Lo que se callaba el viejo, lo que se mantenía secreto entre él y el especialista curandero inglés a quien ya como en último recurso había consultado, era el convencimiento de que, puesta en contacto su ancianidad con la fresca primavera de Inesiña, se verificaría un misterioso trueque. Si las energías vitales de la muchacha, la flor de su robustez, su intacta provisión de fuerzas debían reanimar a don Fortunato, la decrepitud y el agotamiento de éste se comunicarían a aquélla, transmitidos por la mezcla y cambio de los alientos, recogiendo el anciano un aura viva, ardiente y pura y absorbiendo la doncella un vaho sepulcral. Sabía Gayoso que Inesiña era la víctima, la oveja traída al matadero; y con el feroz egoísmo de los últimos años de la existencia, en que todo se sacrifica al afán de prolongarla, aunque sólo sea horas, no sentía ni rastro de compasión. Agarrábase a Inés, absorbiendo su respiración sana, su hálito perfumado, delicioso, preso en la urna de cristal de los blancos dientes; aquel era el postrer licor generoso, caro, que compraba y que bebía para sostenerse; y si creyese que haciendo una incisión en el cuello de la niña y chupando la sangre en la misma vena se remozaba, sentíase capaz de realizarlo. ¿No había pagado? Pues Inés era suya.

Grande fue el asombro de Vilamorta -mayor que el causado por la boda aún- cuando notaron que don Fortunato, a quien tenían pronosticada a los ocho días la sepultura, daba indicios de mejorar, hasta de rejuvenecerse. Ya salía a pie un ratito, apoyado primero en el brazo de su mujer, después en un bastón, a cada paso más derecho, con menos temblequeteo de piernas. A los dos o tres meses de casado se permitió ir al casino, y al medio año, ¡oh maravilla!, jugó su partida de billar, quitándose la levita, hecho un hombre. Diríase que le soplaban la piel, que le inyectaban jugos: sus mejillas perdían las hondas arrugas, su cabeza se erguía, sus ojos no eran ya los muertos ojos que se sumen hacia el cráneo. Y el médico de Vilamorta, el célebre Tropiezo, repetía con una especie de cómico terror:

-Mala rabia me coma si no tenemos aquí un centenario de esos de quienes hablan los periódicos.

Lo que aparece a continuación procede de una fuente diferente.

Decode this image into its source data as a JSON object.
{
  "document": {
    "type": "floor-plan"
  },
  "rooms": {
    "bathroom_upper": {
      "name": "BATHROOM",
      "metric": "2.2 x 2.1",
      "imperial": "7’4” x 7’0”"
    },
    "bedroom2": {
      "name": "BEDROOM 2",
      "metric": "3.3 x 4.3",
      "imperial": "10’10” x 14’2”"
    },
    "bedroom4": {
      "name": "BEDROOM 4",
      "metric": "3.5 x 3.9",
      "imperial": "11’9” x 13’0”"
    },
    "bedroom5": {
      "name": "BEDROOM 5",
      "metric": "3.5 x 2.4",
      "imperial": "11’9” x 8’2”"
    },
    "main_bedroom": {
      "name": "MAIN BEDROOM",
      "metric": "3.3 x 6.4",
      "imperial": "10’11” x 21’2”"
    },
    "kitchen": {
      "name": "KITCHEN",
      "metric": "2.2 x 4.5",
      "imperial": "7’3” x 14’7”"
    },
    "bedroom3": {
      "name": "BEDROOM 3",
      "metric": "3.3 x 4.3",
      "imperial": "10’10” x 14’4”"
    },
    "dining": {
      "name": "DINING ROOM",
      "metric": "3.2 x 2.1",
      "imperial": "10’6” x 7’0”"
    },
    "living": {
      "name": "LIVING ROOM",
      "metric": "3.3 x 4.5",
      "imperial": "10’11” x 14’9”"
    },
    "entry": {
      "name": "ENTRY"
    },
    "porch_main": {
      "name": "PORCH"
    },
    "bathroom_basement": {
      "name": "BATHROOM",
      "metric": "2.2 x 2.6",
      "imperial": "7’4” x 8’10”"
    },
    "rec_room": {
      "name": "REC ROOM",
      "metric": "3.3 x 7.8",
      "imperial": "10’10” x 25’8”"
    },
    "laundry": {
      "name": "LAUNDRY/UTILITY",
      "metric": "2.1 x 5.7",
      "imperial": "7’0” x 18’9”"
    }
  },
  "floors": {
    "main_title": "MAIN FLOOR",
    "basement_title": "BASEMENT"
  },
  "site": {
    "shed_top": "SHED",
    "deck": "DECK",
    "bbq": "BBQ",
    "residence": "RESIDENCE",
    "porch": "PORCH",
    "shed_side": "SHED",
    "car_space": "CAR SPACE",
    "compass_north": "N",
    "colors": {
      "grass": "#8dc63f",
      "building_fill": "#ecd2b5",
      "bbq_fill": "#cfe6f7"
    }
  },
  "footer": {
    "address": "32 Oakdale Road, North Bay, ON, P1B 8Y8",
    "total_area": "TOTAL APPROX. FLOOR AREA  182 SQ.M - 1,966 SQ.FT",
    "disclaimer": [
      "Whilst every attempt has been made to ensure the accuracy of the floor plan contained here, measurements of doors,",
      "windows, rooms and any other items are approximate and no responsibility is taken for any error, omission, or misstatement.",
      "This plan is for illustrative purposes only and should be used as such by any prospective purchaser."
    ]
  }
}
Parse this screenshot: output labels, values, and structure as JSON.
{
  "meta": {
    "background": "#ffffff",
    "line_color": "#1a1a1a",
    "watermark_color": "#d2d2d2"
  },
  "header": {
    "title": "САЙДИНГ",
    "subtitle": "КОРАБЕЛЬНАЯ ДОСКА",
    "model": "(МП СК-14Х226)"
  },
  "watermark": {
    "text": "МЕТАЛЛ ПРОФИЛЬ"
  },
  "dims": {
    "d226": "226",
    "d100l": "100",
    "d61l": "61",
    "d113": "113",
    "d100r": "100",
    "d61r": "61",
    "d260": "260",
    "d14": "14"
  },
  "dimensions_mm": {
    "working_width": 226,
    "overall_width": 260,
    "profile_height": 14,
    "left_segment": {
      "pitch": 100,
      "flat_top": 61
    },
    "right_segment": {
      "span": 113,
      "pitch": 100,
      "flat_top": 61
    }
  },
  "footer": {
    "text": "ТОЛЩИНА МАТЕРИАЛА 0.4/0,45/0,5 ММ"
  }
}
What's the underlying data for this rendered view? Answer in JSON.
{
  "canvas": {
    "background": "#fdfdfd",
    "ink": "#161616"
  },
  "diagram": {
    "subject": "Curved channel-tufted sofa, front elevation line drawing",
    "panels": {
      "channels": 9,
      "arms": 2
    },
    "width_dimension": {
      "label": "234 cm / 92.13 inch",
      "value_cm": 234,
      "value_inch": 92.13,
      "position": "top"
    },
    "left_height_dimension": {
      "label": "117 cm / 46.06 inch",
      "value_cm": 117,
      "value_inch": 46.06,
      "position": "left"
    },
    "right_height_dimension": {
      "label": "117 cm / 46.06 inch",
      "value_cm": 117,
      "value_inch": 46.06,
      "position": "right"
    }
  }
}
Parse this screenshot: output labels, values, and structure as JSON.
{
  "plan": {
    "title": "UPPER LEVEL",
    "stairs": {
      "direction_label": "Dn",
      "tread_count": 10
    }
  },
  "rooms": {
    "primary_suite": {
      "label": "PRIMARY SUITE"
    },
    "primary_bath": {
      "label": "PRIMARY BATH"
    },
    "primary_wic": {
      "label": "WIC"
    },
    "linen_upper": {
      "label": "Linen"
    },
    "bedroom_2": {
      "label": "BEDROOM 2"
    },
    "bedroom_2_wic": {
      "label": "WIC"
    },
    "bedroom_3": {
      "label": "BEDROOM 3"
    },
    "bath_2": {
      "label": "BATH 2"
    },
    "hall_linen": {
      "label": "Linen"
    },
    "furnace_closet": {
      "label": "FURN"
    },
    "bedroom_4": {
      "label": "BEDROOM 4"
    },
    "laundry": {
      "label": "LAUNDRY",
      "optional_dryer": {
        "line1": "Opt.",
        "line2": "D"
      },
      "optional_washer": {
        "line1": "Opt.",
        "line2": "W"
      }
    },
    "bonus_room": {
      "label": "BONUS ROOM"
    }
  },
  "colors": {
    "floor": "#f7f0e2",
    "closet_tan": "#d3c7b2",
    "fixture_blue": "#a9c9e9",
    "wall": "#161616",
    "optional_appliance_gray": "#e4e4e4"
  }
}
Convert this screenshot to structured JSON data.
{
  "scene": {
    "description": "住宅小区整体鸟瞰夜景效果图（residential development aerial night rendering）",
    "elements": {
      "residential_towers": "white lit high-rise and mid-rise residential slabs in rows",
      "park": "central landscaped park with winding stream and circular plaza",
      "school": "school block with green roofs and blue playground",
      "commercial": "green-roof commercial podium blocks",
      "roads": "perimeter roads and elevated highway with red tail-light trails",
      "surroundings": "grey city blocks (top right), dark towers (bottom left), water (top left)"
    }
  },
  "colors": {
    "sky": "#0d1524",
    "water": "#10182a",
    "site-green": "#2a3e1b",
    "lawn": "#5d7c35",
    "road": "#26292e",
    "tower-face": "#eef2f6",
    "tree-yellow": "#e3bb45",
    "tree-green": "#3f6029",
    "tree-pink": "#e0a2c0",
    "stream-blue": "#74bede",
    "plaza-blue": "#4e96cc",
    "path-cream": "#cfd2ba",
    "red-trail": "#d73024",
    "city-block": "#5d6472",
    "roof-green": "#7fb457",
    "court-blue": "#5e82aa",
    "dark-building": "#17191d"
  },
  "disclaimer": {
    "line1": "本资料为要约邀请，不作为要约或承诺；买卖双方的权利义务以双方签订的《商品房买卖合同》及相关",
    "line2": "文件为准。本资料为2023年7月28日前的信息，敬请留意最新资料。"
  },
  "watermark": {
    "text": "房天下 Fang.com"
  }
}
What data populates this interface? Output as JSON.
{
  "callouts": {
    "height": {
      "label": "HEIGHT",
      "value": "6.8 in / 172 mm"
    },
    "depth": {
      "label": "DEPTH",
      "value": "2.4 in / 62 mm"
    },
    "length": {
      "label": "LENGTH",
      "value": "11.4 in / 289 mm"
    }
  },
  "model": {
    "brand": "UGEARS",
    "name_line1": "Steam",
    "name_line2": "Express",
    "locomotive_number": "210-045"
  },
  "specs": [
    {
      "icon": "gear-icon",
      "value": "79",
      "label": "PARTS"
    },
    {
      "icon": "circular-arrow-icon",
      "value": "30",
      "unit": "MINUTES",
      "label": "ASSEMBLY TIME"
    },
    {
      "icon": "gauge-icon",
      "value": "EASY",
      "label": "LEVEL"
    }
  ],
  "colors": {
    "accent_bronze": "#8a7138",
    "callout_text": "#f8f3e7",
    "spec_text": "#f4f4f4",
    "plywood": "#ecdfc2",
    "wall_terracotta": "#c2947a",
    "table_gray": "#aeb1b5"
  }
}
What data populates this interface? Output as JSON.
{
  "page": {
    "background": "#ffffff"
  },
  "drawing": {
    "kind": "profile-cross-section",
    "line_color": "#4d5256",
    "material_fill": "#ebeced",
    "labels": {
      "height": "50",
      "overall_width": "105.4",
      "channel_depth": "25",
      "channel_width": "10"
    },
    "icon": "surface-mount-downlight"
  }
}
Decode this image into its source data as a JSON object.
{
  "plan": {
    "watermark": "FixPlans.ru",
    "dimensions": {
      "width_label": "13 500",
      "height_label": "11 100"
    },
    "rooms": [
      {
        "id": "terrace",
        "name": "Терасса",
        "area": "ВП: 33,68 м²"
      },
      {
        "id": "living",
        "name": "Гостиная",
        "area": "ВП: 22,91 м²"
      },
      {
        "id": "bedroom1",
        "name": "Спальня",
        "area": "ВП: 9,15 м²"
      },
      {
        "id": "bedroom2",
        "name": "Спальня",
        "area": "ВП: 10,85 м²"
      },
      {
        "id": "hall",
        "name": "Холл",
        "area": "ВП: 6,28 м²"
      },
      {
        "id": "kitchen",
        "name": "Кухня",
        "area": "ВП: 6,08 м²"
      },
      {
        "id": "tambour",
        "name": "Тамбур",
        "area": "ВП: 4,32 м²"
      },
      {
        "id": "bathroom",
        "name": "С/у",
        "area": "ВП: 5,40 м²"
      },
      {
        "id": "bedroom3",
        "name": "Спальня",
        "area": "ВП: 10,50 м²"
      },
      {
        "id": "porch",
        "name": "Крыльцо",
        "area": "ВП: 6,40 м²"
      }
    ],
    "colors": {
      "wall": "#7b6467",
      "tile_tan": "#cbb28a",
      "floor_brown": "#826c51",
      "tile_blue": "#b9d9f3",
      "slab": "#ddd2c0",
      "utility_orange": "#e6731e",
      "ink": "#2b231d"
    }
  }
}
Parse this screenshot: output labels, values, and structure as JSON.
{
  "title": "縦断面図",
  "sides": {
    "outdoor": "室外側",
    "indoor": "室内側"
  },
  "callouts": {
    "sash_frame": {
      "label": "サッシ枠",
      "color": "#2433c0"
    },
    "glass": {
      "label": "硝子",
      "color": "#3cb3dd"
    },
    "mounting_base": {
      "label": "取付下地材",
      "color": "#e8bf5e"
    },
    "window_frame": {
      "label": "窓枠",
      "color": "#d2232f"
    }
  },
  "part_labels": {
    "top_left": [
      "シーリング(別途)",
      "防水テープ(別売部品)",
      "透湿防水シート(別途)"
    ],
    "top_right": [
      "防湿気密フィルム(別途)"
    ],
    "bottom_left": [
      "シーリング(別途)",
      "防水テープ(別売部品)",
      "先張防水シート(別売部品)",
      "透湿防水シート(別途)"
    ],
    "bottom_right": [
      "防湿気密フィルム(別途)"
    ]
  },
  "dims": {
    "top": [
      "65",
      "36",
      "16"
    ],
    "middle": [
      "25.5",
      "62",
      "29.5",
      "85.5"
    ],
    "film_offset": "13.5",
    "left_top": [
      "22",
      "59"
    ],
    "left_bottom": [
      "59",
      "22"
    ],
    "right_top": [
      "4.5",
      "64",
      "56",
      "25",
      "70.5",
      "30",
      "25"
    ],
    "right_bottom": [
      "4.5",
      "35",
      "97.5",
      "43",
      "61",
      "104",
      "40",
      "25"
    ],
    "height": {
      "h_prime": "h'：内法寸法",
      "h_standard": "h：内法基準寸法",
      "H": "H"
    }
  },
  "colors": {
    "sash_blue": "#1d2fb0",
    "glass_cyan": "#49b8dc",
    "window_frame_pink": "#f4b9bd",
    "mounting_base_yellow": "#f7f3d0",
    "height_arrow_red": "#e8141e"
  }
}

El mismo Tropiezo hubo de asistir en su larga y lenta enfermedad a Inesiña, la cual murió -¡lástima de muchacha!- antes de cumplir los veinte. Consunción, fiebre hética, algo que expresaba del modo más significativo la ruina de un organismo que había regalado a otro su capital. Buen entierro y buen mausoleo no le faltaron a la sobrina del cura; pero don Fortunato busca novia. De esta vez, o se marcha del pueblo, o la cencerrada termina en quemarle la casa y sacarle arrastrando para matarle de una paliza tremenda. ¡Estas cosas no se toleran dos veces! Y don Fortunato sonríe, mascando con los dientes postizos el rabo de un puro.